Saturday, December 27, 2014

Coming Back on Christmas Eve

Knowing that I am going to my first Christmas at my boyfriend's parents' house with 30 family members there, I know I am in for another social gathering. I reflected on the previous one from mid December with friends and some nerves came over me occasionally before going, but I know with this group I can be comfortable. Everyone there will already know about my surgery experience and some post surgery happenings during recovery. They are family, they keep in touch, they are aware. I also know they are a group that likes to enjoy themselves and have fun, not focusing on the negative things.

I was told a couple things from my boyfriend about how Christmas goes with his family. I heard that Santa comes and hands out joking, and at times inappropriate gifts, to everyone there. He warned me to not get offended by anything Santa gives me. Is it pathetic that I was super excited for this? I feel there is no chance at this point of me being offended with a sense of humor. I am constantly looking for something to make me smile or laugh. I couldn't wait. 

I was also told another tradition. Before eating dinner, the newest guest must say grace. I was the newest guest and never had I ever said grace. I got so nervous hearing this that I was about to throw up. 

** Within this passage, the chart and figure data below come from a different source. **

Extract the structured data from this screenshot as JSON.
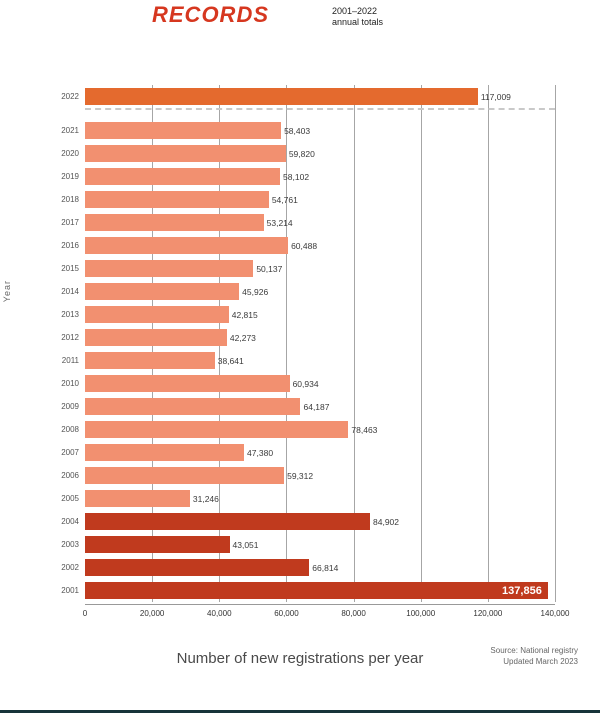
{
  "header": {
    "masthead": "RECORDS",
    "masthead_color": "#d6371f",
    "period_line1": "2001–2022",
    "period_line2": "annual totals"
  },
  "chart_data": {
    "type": "bar",
    "orientation": "horizontal",
    "title": "RECORDS",
    "xlabel": "Number of new registrations per year",
    "ylabel": "Year",
    "xlim": [
      0,
      140000
    ],
    "grid": true,
    "legend": "none",
    "xtick_values": [
      0,
      20000,
      40000,
      60000,
      80000,
      100000,
      120000,
      140000
    ],
    "xtick_labels": [
      "0",
      "20,000",
      "40,000",
      "60,000",
      "80,000",
      "100,000",
      "120,000",
      "140,000"
    ],
    "categories": [
      "2022",
      "2021",
      "2020",
      "2019",
      "2018",
      "2017",
      "2016",
      "2015",
      "2014",
      "2013",
      "2012",
      "2011",
      "2010",
      "2009",
      "2008",
      "2007",
      "2006",
      "2005",
      "2004",
      "2003",
      "2002",
      "2001"
    ],
    "values": [
      117009,
      58403,
      59820,
      58102,
      54761,
      53214,
      60488,
      50137,
      45926,
      42815,
      42273,
      38641,
      60934,
      64187,
      78463,
      47380,
      59312,
      31246,
      84902,
      43051,
      66814,
      137856
    ],
    "value_labels": [
      "117,009",
      "58,403",
      "59,820",
      "58,102",
      "54,761",
      "53,214",
      "60,488",
      "50,137",
      "45,926",
      "42,815",
      "42,273",
      "38,641",
      "60,934",
      "64,187",
      "78,463",
      "47,380",
      "59,312",
      "31,246",
      "84,902",
      "43,051",
      "66,814",
      "137,856"
    ],
    "row_styles": [
      "special",
      "regular",
      "regular",
      "regular",
      "regular",
      "regular",
      "regular",
      "regular",
      "regular",
      "regular",
      "regular",
      "regular",
      "regular",
      "regular",
      "regular",
      "regular",
      "regular",
      "regular",
      "highlight",
      "highlight",
      "highlight",
      "total"
    ],
    "bar_colors": {
      "special": "#e46a2e",
      "regular": "#f29070",
      "highlight": "#c03a1e",
      "total": "#c03a1e"
    },
    "separator_after_index": 0
  },
  "footer": {
    "caption": "Number of new registrations per year",
    "source_line1": "Source: National registry",
    "source_line2": "Updated March 2023"
  }
}
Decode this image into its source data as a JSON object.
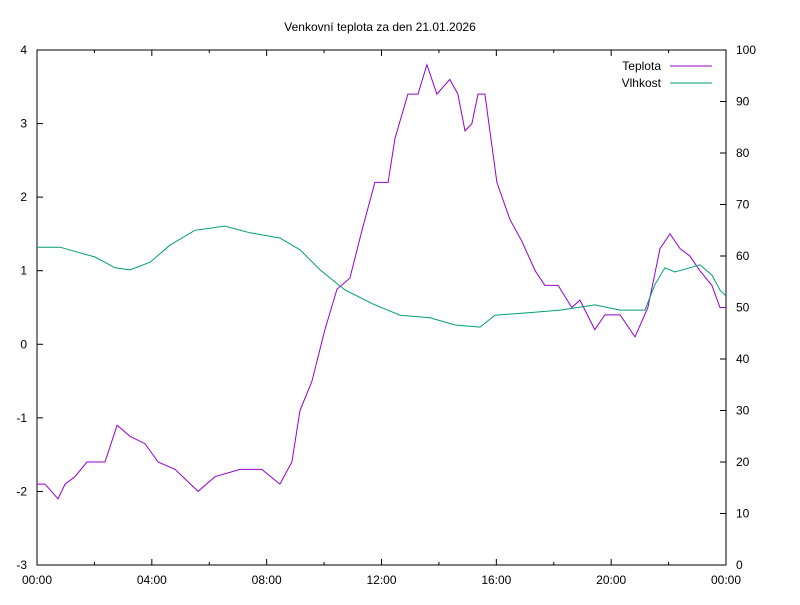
{
  "chart_data": {
    "type": "line",
    "title": "Venkovní teplota za den 21.01.2026",
    "xlabel": "",
    "ylabel": "",
    "y2label": "",
    "xlim": [
      0,
      24
    ],
    "ylim": [
      -3,
      4
    ],
    "y2lim": [
      0,
      100
    ],
    "x_tick_labels": [
      "00:00",
      "04:00",
      "08:00",
      "12:00",
      "16:00",
      "20:00",
      "00:00"
    ],
    "y_ticks": [
      -3,
      -2,
      -1,
      0,
      1,
      2,
      3,
      4
    ],
    "y2_ticks": [
      0,
      10,
      20,
      30,
      40,
      50,
      60,
      70,
      80,
      90,
      100
    ],
    "grid": false,
    "legend_position": "top-right",
    "series": [
      {
        "name": "Teplota",
        "axis": "y1",
        "color": "#9400d3",
        "x": [
          0,
          0.28,
          0.73,
          0.98,
          1.32,
          1.74,
          2.37,
          2.79,
          3.24,
          3.76,
          4.22,
          4.81,
          5.61,
          6.2,
          7.07,
          7.83,
          8.46,
          8.88,
          9.16,
          9.58,
          10.03,
          10.45,
          10.9,
          11.32,
          11.77,
          12.23,
          12.47,
          12.92,
          13.27,
          13.58,
          13.93,
          14.38,
          14.66,
          14.91,
          15.15,
          15.36,
          15.6,
          16.02,
          16.47,
          16.89,
          17.35,
          17.69,
          18.15,
          18.63,
          18.91,
          19.43,
          19.78,
          20.31,
          20.83,
          21.28,
          21.7,
          22.05,
          22.4,
          22.74,
          23.09,
          23.51,
          23.79,
          24
        ],
        "values": [
          -1.9,
          -1.9,
          -2.1,
          -1.9,
          -1.8,
          -1.6,
          -1.6,
          -1.1,
          -1.25,
          -1.35,
          -1.6,
          -1.7,
          -2.0,
          -1.8,
          -1.7,
          -1.7,
          -1.9,
          -1.6,
          -0.9,
          -0.5,
          0.2,
          0.75,
          0.9,
          1.55,
          2.2,
          2.2,
          2.8,
          3.4,
          3.4,
          3.8,
          3.4,
          3.6,
          3.4,
          2.9,
          3.0,
          3.4,
          3.4,
          2.2,
          1.7,
          1.4,
          1.0,
          0.8,
          0.8,
          0.5,
          0.6,
          0.2,
          0.4,
          0.4,
          0.1,
          0.5,
          1.3,
          1.5,
          1.3,
          1.2,
          1.0,
          0.8,
          0.5,
          0.5
        ]
      },
      {
        "name": "Vlhkost",
        "axis": "y2",
        "color": "#009e73",
        "x": [
          0,
          0.8,
          2.02,
          2.72,
          3.24,
          3.94,
          4.63,
          5.5,
          6.55,
          7.42,
          8.46,
          9.16,
          9.86,
          10.73,
          11.77,
          12.65,
          13.69,
          14.56,
          15.43,
          15.95,
          17.17,
          18.22,
          19.43,
          20.31,
          21.18,
          21.52,
          21.87,
          22.22,
          22.74,
          23.09,
          23.51,
          23.79,
          24
        ],
        "values": [
          61.7,
          61.7,
          59.8,
          57.7,
          57.3,
          58.8,
          62.1,
          65,
          65.8,
          64.5,
          63.5,
          61.2,
          57.3,
          53.4,
          50.5,
          48.5,
          48,
          46.6,
          46.2,
          48.5,
          49,
          49.5,
          50.5,
          49.5,
          49.5,
          54.4,
          57.7,
          56.9,
          57.7,
          58.3,
          56.3,
          53.4,
          52.2
        ]
      }
    ]
  }
}
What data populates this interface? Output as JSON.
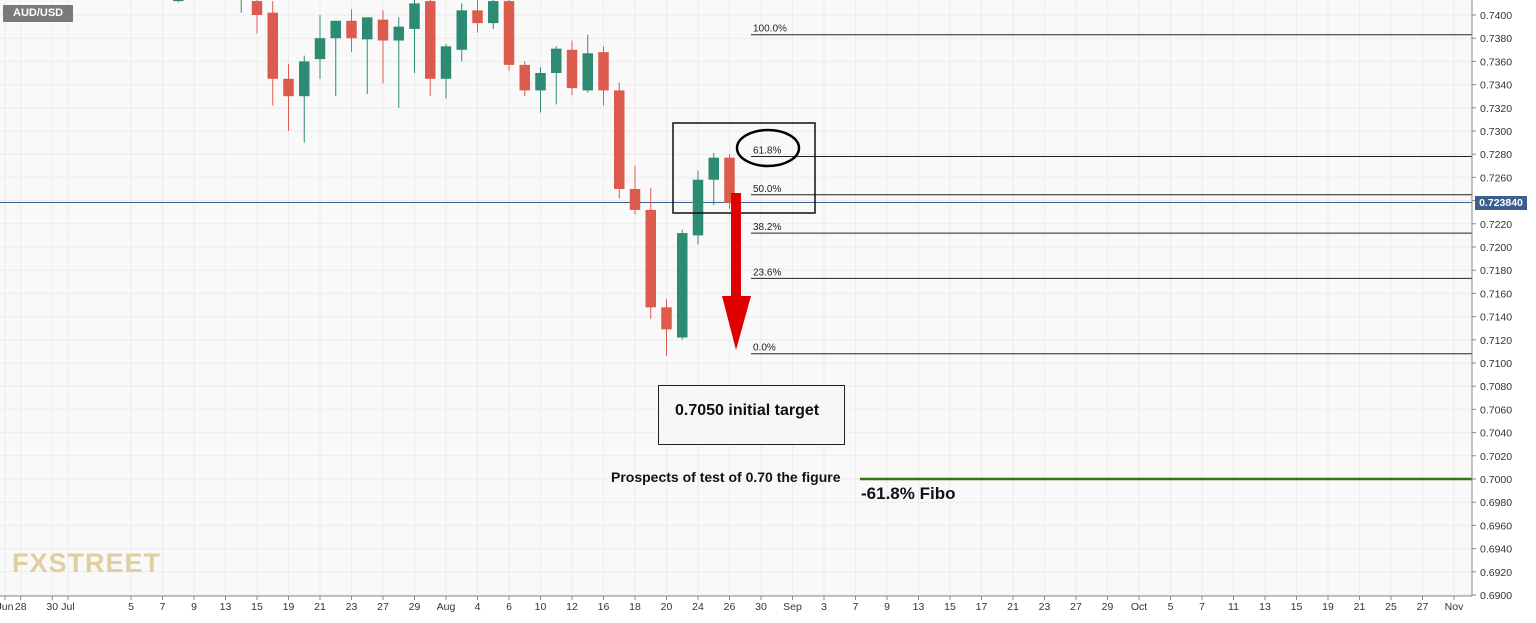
{
  "symbol": "AUD/USD",
  "last_price_label": "0.723840",
  "annotations": {
    "target": "0.7050 initial target",
    "prospects": "Prospects of test of 0.70 the figure",
    "fibo": "-61.8% Fibo"
  },
  "logo": "FXSTREET",
  "colors": {
    "up": "#2e8b73",
    "down": "#dd5b4d",
    "wick": "#666666",
    "grid": "#ececec",
    "fib_line": "#222222",
    "target_line": "#2d7a12",
    "arrow": "#e00000",
    "price_line": "#3b5f8f"
  },
  "chart_data": {
    "type": "candlestick",
    "title": "",
    "ylim": [
      0.69,
      0.7415
    ],
    "y_ticks": [
      "0.7400",
      "0.7380",
      "0.7360",
      "0.7340",
      "0.7320",
      "0.7300",
      "0.7280",
      "0.7260",
      "0.7240",
      "0.7220",
      "0.7200",
      "0.7180",
      "0.7160",
      "0.7140",
      "0.7120",
      "0.7100",
      "0.7080",
      "0.7060",
      "0.7040",
      "0.7020",
      "0.7000",
      "0.6980",
      "0.6960",
      "0.6940",
      "0.6920",
      "0.6900"
    ],
    "x_ticks": [
      {
        "day": 0,
        "label": "Jun"
      },
      {
        "day": 1,
        "label": "28"
      },
      {
        "day": 3,
        "label": "30"
      },
      {
        "day": 4,
        "label": "Jul"
      },
      {
        "day": 8,
        "label": "5"
      },
      {
        "day": 10,
        "label": "7"
      },
      {
        "day": 12,
        "label": "9"
      },
      {
        "day": 14,
        "label": "13"
      },
      {
        "day": 16,
        "label": "15"
      },
      {
        "day": 18,
        "label": "19"
      },
      {
        "day": 20,
        "label": "21"
      },
      {
        "day": 22,
        "label": "23"
      },
      {
        "day": 24,
        "label": "27"
      },
      {
        "day": 26,
        "label": "29"
      },
      {
        "day": 28,
        "label": "Aug"
      },
      {
        "day": 30,
        "label": "4"
      },
      {
        "day": 32,
        "label": "6"
      },
      {
        "day": 34,
        "label": "10"
      },
      {
        "day": 36,
        "label": "12"
      },
      {
        "day": 38,
        "label": "16"
      },
      {
        "day": 40,
        "label": "18"
      },
      {
        "day": 42,
        "label": "20"
      },
      {
        "day": 44,
        "label": "24"
      },
      {
        "day": 46,
        "label": "26"
      },
      {
        "day": 48,
        "label": "30"
      },
      {
        "day": 50,
        "label": "Sep"
      },
      {
        "day": 52,
        "label": "3"
      },
      {
        "day": 54,
        "label": "7"
      },
      {
        "day": 56,
        "label": "9"
      },
      {
        "day": 58,
        "label": "13"
      },
      {
        "day": 60,
        "label": "15"
      },
      {
        "day": 62,
        "label": "17"
      },
      {
        "day": 64,
        "label": "21"
      },
      {
        "day": 66,
        "label": "23"
      },
      {
        "day": 68,
        "label": "27"
      },
      {
        "day": 70,
        "label": "29"
      },
      {
        "day": 72,
        "label": "Oct"
      },
      {
        "day": 74,
        "label": "5"
      },
      {
        "day": 76,
        "label": "7"
      },
      {
        "day": 78,
        "label": "11"
      },
      {
        "day": 80,
        "label": "13"
      },
      {
        "day": 82,
        "label": "15"
      },
      {
        "day": 84,
        "label": "19"
      },
      {
        "day": 86,
        "label": "21"
      },
      {
        "day": 88,
        "label": "25"
      },
      {
        "day": 90,
        "label": "27"
      },
      {
        "day": 92,
        "label": "Nov"
      }
    ],
    "candles": [
      {
        "day": 11,
        "o": 0.7412,
        "h": 0.7415,
        "l": 0.7411,
        "c": 0.7413
      },
      {
        "day": 15,
        "o": 0.7413,
        "h": 0.7415,
        "l": 0.7402,
        "c": 0.7415
      },
      {
        "day": 16,
        "o": 0.7412,
        "h": 0.7415,
        "l": 0.7384,
        "c": 0.74
      },
      {
        "day": 17,
        "o": 0.7402,
        "h": 0.7412,
        "l": 0.7322,
        "c": 0.7345
      },
      {
        "day": 18,
        "o": 0.7345,
        "h": 0.7358,
        "l": 0.73,
        "c": 0.733
      },
      {
        "day": 19,
        "o": 0.733,
        "h": 0.7365,
        "l": 0.729,
        "c": 0.736
      },
      {
        "day": 20,
        "o": 0.7362,
        "h": 0.74,
        "l": 0.7345,
        "c": 0.738
      },
      {
        "day": 21,
        "o": 0.738,
        "h": 0.739,
        "l": 0.733,
        "c": 0.7395
      },
      {
        "day": 22,
        "o": 0.7395,
        "h": 0.7405,
        "l": 0.7368,
        "c": 0.738
      },
      {
        "day": 23,
        "o": 0.7379,
        "h": 0.7395,
        "l": 0.7332,
        "c": 0.7398
      },
      {
        "day": 24,
        "o": 0.7396,
        "h": 0.7404,
        "l": 0.7341,
        "c": 0.7378
      },
      {
        "day": 25,
        "o": 0.7378,
        "h": 0.7398,
        "l": 0.732,
        "c": 0.739
      },
      {
        "day": 26,
        "o": 0.7388,
        "h": 0.7415,
        "l": 0.735,
        "c": 0.741
      },
      {
        "day": 27,
        "o": 0.7412,
        "h": 0.7415,
        "l": 0.733,
        "c": 0.7345
      },
      {
        "day": 28,
        "o": 0.7345,
        "h": 0.7375,
        "l": 0.7328,
        "c": 0.7373
      },
      {
        "day": 29,
        "o": 0.737,
        "h": 0.741,
        "l": 0.736,
        "c": 0.7404
      },
      {
        "day": 30,
        "o": 0.7404,
        "h": 0.7415,
        "l": 0.7385,
        "c": 0.7393
      },
      {
        "day": 31,
        "o": 0.7393,
        "h": 0.7415,
        "l": 0.7388,
        "c": 0.7412
      },
      {
        "day": 32,
        "o": 0.7412,
        "h": 0.7415,
        "l": 0.7352,
        "c": 0.7357
      },
      {
        "day": 33,
        "o": 0.7357,
        "h": 0.736,
        "l": 0.733,
        "c": 0.7335
      },
      {
        "day": 34,
        "o": 0.7335,
        "h": 0.7355,
        "l": 0.7316,
        "c": 0.735
      },
      {
        "day": 35,
        "o": 0.735,
        "h": 0.7373,
        "l": 0.7323,
        "c": 0.7371
      },
      {
        "day": 36,
        "o": 0.737,
        "h": 0.7378,
        "l": 0.7331,
        "c": 0.7337
      },
      {
        "day": 37,
        "o": 0.7335,
        "h": 0.7383,
        "l": 0.7333,
        "c": 0.7367
      },
      {
        "day": 38,
        "o": 0.7368,
        "h": 0.7373,
        "l": 0.7322,
        "c": 0.7335
      },
      {
        "day": 39,
        "o": 0.7335,
        "h": 0.7342,
        "l": 0.7242,
        "c": 0.725
      },
      {
        "day": 40,
        "o": 0.725,
        "h": 0.727,
        "l": 0.7228,
        "c": 0.7232
      },
      {
        "day": 41,
        "o": 0.7232,
        "h": 0.7251,
        "l": 0.7138,
        "c": 0.7148
      },
      {
        "day": 42,
        "o": 0.7148,
        "h": 0.7155,
        "l": 0.7106,
        "c": 0.7129
      },
      {
        "day": 43,
        "o": 0.7122,
        "h": 0.7215,
        "l": 0.712,
        "c": 0.7212
      },
      {
        "day": 44,
        "o": 0.721,
        "h": 0.7266,
        "l": 0.7202,
        "c": 0.7258
      },
      {
        "day": 45,
        "o": 0.7258,
        "h": 0.7281,
        "l": 0.7236,
        "c": 0.7277
      },
      {
        "day": 46,
        "o": 0.7277,
        "h": 0.728,
        "l": 0.7233,
        "c": 0.7238
      }
    ],
    "last_price": 0.72384,
    "fib_levels": [
      {
        "label": "100.0%",
        "price": 0.7383
      },
      {
        "label": "61.8%",
        "price": 0.7278
      },
      {
        "label": "50.0%",
        "price": 0.7245
      },
      {
        "label": "38.2%",
        "price": 0.7212
      },
      {
        "label": "23.6%",
        "price": 0.7173
      },
      {
        "label": "0.0%",
        "price": 0.7108
      }
    ],
    "target_level": 0.7
  }
}
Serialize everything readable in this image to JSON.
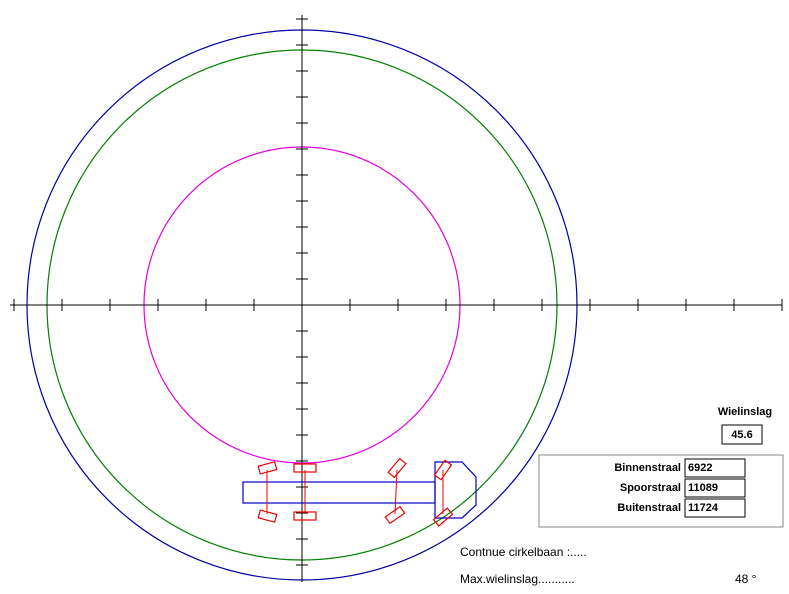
{
  "panel": {
    "wheel_angle_label": "Wielinslag",
    "wheel_angle": 45.6,
    "rows": [
      {
        "label": "Binnenstraal",
        "value": 6922
      },
      {
        "label": "Spoorstraal",
        "value": 11089
      },
      {
        "label": "Buitenstraal",
        "value": 11724
      }
    ]
  },
  "info": {
    "continuous": "Contnue cirkelbaan :.....",
    "max_angle_label": "Max.wielinslag...........",
    "max_angle": "48 °"
  }
}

I don't know how to say grace and the whole family is going to be there watching me take the lead was the idea that I had running through my head. What did I do? Google it, duh! "How to say grace at Christmas dinner?" I browsed through a few and literally started getting nauseous. I then got a message from my boyfriend's best friend telling me that he had to give grace their and his tip was to give Grandpa a kiss on the hand after because it shows respect in the Italian culture. Definitely thought he was joking with me. I then started getting comments from all the cousins telling me, "good luck on grace," or, "don't forget to kiss Grandpa's hand!" I started believing this was true with everyone explaining it to me. I needed a plan, and I created one.

At the gathering, there were quite a lot of people there. My family's usual Christmas consists of my parents and siblings- tiny. This was a crowded affair. I flashed back to the past gathering of friends and my lack of comfort, reminded myself that it is time to be me again, and joined in immediately to a game with the cousins. I was really feeling comfortable and was enjoying myself interacting with everyone. The cousins kept telling me about grace and the joke of me doing it spread to the older adults. 

Dinner came out. My boyfriend's mother tried to rescue me and make him do grace instead of me. Little did they all know, I had a joking plan to turn around on them. 

"I'll do grace tonight," I said. "As you all know, I had a piece of my brain removed so my memory on how to do grace is a bit forgotten." I got some laughs and a sarcastic, "not a good enough excuse!" making me smile. I continued, "For grace tonight I wanted to make it special for Grandpa, so I'd like to say it in Italian for him." (I had spent all day learning and practicing the words that translated to "bless this lovely family, delicious food, and wonderful Christmas" that I attempted as best as I remembered for all 30 people there.) I then kissed Grandpa's hand as everyone told me to. Whether it was the truth or a joke, I wasn't sure, but I did it to make everyone smile- including Grandpa! He gave me a hug, told me he loved me and started bawling. I couldn't stop smiling. 

I was back to myself and fit in with the crowd well. I felt more confident, happy, and free of fears, ready to be social again. 

And in case you were wondering what Santa brought me: A construction helmet (must keep my brain safe), staples and a staple remover (never know when I'll need to close my head up again) and an "Alcoholics Anonymous" book (haven't had a sip since September, so I must have quit drinking for a real reason...). Sounds like Christmas!